3.6 Validity and Reliability

The data collection spans over a month and visit to some participants have increased the validity. Furthermore, the approach to pilot testing in itself is a way of ensuring content validity (Litwin, 1995). The interviews have also proved to be a valuable means.

On the other hand, reliability is defined as the consistency of measuring device (Spector, 1981). This was achieved by careful attention to wording used in the survey, multiple questions types and as many closed questions. Reliability of the interview was tested by asking the interviewees to confirm the summary made on the fact sheet.

3.7 Analysis

The data was analysed using the Statistical Package for Social Sciences (SPSS) version 20 applying non-parametric tests. Mann-Whitney and Kruskal-Wallis tests and chi-square tests were used for ordinal and nominal variables respectively.

3.8 Variables used in the study

The dependent and independent variables used in the study are shown in Appendix C.

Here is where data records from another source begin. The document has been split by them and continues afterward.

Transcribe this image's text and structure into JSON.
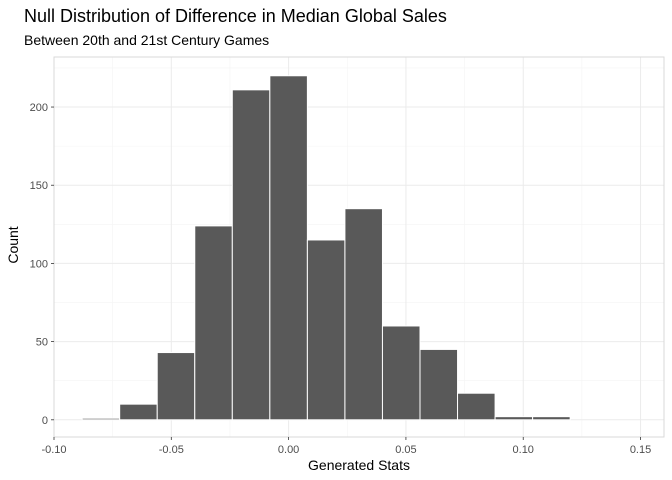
{
  "chart_data": {
    "type": "bar",
    "title": "Null Distribution of Difference in Median Global Sales",
    "subtitle": "Between 20th and 21st Century Games",
    "xlabel": "Generated Stats",
    "ylabel": "Count",
    "xlim": [
      -0.1,
      0.16
    ],
    "ylim": [
      -11,
      232
    ],
    "x_ticks": [
      -0.1,
      -0.05,
      0.0,
      0.05,
      0.1,
      0.15
    ],
    "x_tick_labels": [
      "-0.10",
      "-0.05",
      "0.00",
      "0.05",
      "0.10",
      "0.15"
    ],
    "y_ticks": [
      0,
      50,
      100,
      150,
      200
    ],
    "y_tick_labels": [
      "0",
      "50",
      "100",
      "150",
      "200"
    ],
    "grid": true,
    "bar_fill": "#595959",
    "bar_outline": "#ffffff",
    "bins": [
      {
        "x_start": -0.088,
        "x_end": -0.072,
        "value": 1
      },
      {
        "x_start": -0.072,
        "x_end": -0.056,
        "value": 10
      },
      {
        "x_start": -0.056,
        "x_end": -0.04,
        "value": 43
      },
      {
        "x_start": -0.04,
        "x_end": -0.024,
        "value": 124
      },
      {
        "x_start": -0.024,
        "x_end": -0.008,
        "value": 211
      },
      {
        "x_start": -0.008,
        "x_end": 0.008,
        "value": 220
      },
      {
        "x_start": 0.008,
        "x_end": 0.024,
        "value": 115
      },
      {
        "x_start": 0.024,
        "x_end": 0.04,
        "value": 135
      },
      {
        "x_start": 0.04,
        "x_end": 0.056,
        "value": 60
      },
      {
        "x_start": 0.056,
        "x_end": 0.072,
        "value": 45
      },
      {
        "x_start": 0.072,
        "x_end": 0.088,
        "value": 17
      },
      {
        "x_start": 0.088,
        "x_end": 0.104,
        "value": 2
      },
      {
        "x_start": 0.104,
        "x_end": 0.12,
        "value": 2
      },
      {
        "x_start": 0.12,
        "x_end": 0.136,
        "value": 0
      },
      {
        "x_start": 0.136,
        "x_end": 0.152,
        "value": 0
      }
    ]
  }
}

3.9 Limitations of the study

There are several factors which possibly restrict the conclusions which may be drawn and the generalization of the results. Most of the SMEs contacted were no longer doing business and also most of the number dialled were no longer in use or switched off. It is to be pointed out that the Mauritian business community is not used to this kind of survey. Many owner managers flatly refused to participate for fear of disclosure of confidential information. Hence, only limited information was available making it difficult for analysis. Finally, the study has all the weaknesses of a survey. For example, the respondents could be influenced by their perception of what seems to be a desirable response rather than stating the actual attitudes. As for the interview, it was difficult to get access to banks. Hence, this was only possible through networking.


[1] The industry groups include Chemical, Rubber and Plastics (CRP); Metal Products (MP); Paper, Products and Printing (PPP); Jewellery (JW); Leather and Garments (LG); Handicrafts, Pottery and Ceramics (HPC), Wood and Furniture (WF) and Food and Beverages (FB).